May 1998, Hi Rose, most of us make our felt from fleece, and do not knit the fabric before it is fulled.  Since I haven't done very much of this, I really can't give you any hints.  The easiest thing to do might be to make a yardage, that is knit a piece of cloth, then baste it into a tube (with a nylon or sythethetic non-wool type yarn) and full it in the washer.  I know that people do this with machine knitted cloth so it should work with hand knit cloth.  In this way, the tube shrinks pretty evenly and you don't get the rippling associated with fulling flat sheets of cloth.  I would think that it would be hard to predict that the vest would shrink exactly where you want it if you knit the vest first, and then fulled it.

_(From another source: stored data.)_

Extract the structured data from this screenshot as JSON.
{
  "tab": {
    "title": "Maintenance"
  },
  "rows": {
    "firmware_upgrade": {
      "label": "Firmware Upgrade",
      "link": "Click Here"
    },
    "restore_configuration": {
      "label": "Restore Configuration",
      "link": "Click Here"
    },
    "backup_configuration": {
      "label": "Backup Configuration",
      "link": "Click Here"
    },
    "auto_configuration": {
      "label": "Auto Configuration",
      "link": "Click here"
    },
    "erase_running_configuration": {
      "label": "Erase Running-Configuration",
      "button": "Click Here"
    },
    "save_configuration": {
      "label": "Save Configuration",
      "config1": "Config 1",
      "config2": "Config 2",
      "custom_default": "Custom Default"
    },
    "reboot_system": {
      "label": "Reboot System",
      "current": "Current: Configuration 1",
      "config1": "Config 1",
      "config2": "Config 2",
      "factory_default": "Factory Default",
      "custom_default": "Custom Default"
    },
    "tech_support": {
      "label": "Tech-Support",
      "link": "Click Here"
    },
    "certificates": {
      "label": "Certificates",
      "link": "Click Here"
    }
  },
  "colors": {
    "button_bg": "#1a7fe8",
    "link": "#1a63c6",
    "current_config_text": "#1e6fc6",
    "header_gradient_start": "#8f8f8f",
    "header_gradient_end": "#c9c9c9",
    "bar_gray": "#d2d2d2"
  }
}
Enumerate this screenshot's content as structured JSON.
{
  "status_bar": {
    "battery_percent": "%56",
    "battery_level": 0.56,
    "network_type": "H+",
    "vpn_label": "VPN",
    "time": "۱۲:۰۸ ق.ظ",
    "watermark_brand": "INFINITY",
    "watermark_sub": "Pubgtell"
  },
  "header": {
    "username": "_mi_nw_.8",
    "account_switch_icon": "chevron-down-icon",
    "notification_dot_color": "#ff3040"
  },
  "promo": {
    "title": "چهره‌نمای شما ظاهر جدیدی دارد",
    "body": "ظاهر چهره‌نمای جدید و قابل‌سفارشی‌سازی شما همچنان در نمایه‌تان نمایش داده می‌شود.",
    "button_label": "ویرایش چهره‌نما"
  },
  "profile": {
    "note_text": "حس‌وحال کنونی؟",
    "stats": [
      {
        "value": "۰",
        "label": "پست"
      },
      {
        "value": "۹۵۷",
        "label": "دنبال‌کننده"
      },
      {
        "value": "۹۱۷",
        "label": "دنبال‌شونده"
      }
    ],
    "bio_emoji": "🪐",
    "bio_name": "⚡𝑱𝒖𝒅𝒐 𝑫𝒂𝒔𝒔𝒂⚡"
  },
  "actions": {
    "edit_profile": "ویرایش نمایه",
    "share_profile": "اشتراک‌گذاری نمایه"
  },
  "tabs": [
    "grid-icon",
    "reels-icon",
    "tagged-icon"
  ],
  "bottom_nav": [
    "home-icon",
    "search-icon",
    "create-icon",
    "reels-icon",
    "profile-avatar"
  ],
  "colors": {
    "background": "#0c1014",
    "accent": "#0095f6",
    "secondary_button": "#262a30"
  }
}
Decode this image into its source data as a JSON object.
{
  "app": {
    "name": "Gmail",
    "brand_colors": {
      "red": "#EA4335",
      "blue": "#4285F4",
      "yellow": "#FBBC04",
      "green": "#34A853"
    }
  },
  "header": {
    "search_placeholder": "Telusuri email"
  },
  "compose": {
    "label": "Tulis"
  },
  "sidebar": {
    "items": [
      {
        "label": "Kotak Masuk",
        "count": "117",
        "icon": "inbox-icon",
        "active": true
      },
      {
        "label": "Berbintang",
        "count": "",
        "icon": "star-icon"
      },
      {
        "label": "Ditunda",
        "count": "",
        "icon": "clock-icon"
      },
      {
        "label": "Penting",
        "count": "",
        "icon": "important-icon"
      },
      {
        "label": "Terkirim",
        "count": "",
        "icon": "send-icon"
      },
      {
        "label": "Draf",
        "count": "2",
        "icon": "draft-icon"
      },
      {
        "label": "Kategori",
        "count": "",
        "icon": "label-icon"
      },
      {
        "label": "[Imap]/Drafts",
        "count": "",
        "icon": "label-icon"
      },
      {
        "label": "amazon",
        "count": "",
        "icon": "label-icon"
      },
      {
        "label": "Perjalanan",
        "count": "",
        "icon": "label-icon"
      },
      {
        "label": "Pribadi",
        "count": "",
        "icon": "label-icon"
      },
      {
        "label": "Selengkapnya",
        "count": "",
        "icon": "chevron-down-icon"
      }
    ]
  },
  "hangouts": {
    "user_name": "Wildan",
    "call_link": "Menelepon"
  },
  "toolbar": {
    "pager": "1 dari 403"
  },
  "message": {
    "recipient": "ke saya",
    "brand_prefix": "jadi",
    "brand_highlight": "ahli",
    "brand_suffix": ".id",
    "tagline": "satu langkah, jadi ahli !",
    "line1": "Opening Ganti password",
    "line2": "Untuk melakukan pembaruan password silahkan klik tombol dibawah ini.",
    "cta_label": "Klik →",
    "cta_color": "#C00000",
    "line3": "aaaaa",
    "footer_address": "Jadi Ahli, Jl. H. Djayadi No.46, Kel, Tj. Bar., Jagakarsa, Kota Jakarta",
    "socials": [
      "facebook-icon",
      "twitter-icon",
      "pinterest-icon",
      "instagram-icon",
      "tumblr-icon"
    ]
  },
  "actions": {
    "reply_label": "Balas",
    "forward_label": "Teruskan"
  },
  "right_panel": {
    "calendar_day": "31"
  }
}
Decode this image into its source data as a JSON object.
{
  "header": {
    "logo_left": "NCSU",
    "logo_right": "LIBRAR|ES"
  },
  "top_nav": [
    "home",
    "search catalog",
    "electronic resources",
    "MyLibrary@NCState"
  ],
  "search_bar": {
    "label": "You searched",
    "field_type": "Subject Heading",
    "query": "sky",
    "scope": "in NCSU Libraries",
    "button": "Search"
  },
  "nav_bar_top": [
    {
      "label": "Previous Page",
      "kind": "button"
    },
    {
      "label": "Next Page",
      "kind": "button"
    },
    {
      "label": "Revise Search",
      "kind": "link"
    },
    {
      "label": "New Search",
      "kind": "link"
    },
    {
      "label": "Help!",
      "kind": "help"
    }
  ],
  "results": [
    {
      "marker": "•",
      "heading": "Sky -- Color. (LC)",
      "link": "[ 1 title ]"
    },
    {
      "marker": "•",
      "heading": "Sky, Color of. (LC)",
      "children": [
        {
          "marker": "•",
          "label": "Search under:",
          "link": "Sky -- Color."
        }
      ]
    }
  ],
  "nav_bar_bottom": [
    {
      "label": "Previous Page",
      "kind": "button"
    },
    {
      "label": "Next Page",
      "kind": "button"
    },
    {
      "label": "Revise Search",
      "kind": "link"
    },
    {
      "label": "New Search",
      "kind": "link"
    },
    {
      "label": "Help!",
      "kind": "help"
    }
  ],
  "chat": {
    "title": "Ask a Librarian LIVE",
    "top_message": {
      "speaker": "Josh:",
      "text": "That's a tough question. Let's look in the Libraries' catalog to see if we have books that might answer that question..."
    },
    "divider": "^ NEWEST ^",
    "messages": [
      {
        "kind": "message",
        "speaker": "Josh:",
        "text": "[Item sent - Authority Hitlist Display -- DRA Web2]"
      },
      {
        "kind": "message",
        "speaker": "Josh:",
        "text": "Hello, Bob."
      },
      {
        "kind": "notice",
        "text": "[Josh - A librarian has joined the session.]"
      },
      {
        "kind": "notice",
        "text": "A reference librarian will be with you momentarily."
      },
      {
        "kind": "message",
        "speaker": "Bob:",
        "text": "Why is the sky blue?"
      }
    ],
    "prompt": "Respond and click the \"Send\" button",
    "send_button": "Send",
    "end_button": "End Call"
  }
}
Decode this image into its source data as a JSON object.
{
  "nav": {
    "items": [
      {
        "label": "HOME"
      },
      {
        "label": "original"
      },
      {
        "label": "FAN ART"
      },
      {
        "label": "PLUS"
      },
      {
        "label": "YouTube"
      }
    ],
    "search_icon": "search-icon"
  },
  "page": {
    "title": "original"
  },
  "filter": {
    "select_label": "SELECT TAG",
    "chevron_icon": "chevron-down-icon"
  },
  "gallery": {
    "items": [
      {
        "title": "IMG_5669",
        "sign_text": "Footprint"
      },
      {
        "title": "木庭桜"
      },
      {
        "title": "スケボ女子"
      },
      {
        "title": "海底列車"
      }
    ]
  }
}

November 1998, Kelley asks: Is there a difference between wool felt and boiled wool?.  Pat's answer: Wool felt usually refers to "true" felt, that is felt made from wool fleece without any yarn being involved.  Boiled wool usually refers to a felt-like cloth made from yarn (either woven or knitted) which has then been subjected to the fulling conditions of agitation, change in pH (usually to alkaline), heat and moisture.  If one can no longer see the weave or knit structure, the cloth would be called a "knit felt" or a "woven felt".